The next day, Election Day, Frank is up early, delivering baked goods to the volunteers working at her polling precinct. She wasn’t able to hire a pollster, so no one on her campaign has any idea how their candidate will do, whether the Pantsuit Nation money, or the canvassing, or Reddit forum has made any difference. Publicly, she is still upbeat, but privately, the vulnerability creeps in. “Somebody asked if I’d be heartbroken if I lost. I don’t say ‘heartbroken,’ ” she says one evening, after a long day of canvassing. “The more I’ve gotten into it, the more I want to win … the more I’m afraid.”
That night, the campaign volunteers congregate in a banquet room behind what used to be the McCrory’s lunch counter, where a group of black students staged a historic sit-in in 1961. Frank, in a navy-and-red-striped dress she borrowed from Teicher, is mingling with friends and family when the returns start coming in, broadcast on projector screens in front of the room. The numbers don’t look good: Parnell opens up an immediate lead. As the night stretches on, it only widens. Frank huddles with her volunteers. Teicher looks stricken. “I’m still optimistic,” Adelman says. “It’s not over yet.”
“I’m trying to stay optimistic,” Kelly says. “But — ” she emits a cheerful laugh. “No matter how, I don’t see how we win.”

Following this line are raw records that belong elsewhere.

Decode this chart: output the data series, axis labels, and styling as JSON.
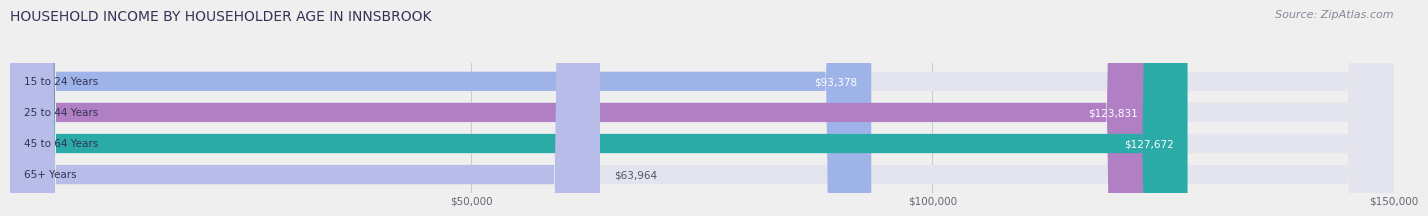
{
  "title": "HOUSEHOLD INCOME BY HOUSEHOLDER AGE IN INNSBROOK",
  "source": "Source: ZipAtlas.com",
  "categories": [
    "15 to 24 Years",
    "25 to 44 Years",
    "45 to 64 Years",
    "65+ Years"
  ],
  "values": [
    93378,
    123831,
    127672,
    63964
  ],
  "bar_colors": [
    "#9eb4e8",
    "#b07fc4",
    "#2aaba8",
    "#b8bce8"
  ],
  "bar_bg_color": "#e4e4ee",
  "xlim": [
    0,
    150000
  ],
  "xticks": [
    50000,
    100000,
    150000
  ],
  "xtick_labels": [
    "$50,000",
    "$100,000",
    "$150,000"
  ],
  "value_labels": [
    "$93,378",
    "$123,831",
    "$127,672",
    "$63,964"
  ],
  "value_inside": [
    true,
    true,
    true,
    false
  ],
  "title_fontsize": 10,
  "source_fontsize": 8,
  "bar_height": 0.62,
  "background_color": "#efefef"
}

By 9 p.m., it’s over. Frank: 4,030 votes, Parnell: 13,333. She lost to the better-financed, better-connected, more obvious political candidate — who will now face a white male Republican opponent in the general election in June. In an Irish pub across the street, a cheer explodes from the top floor. Parnell is delivering his victory speech. A few minutes later, Frank steps outside and calls him to concede.
Back inside, she addresses her supporters. “I think it’s clear that tonight didn’t really go the way we wanted it to,” she says. Her baby lets out a cry from her mother’s lap. The music is off, and the 22 people left in the room pull up chairs to watch. “I think everyone knows why I decided to run for this spot, if not for any other reason than — ” She pauses, then asks, “Why am I crying?” as she tries to stanch the flow of tears. “To prove that you’re never too young. Whatever reason you have is the right reason. I ran for my children, for my daughter. They deserve more.” Her voice breaks, and someone from the group shouts: “Thank you for running!”
Two weeks after her loss, she’ll log on to her campaign’s Facebook page and write about how she’s still thinking of all the people she met during her race. “Getting to know SC District 5 has been the highlight of my life,” she’ll say. Already people have been asking her about 2018.
*This article appears in the May 29, 2017, issue of New York Magazine.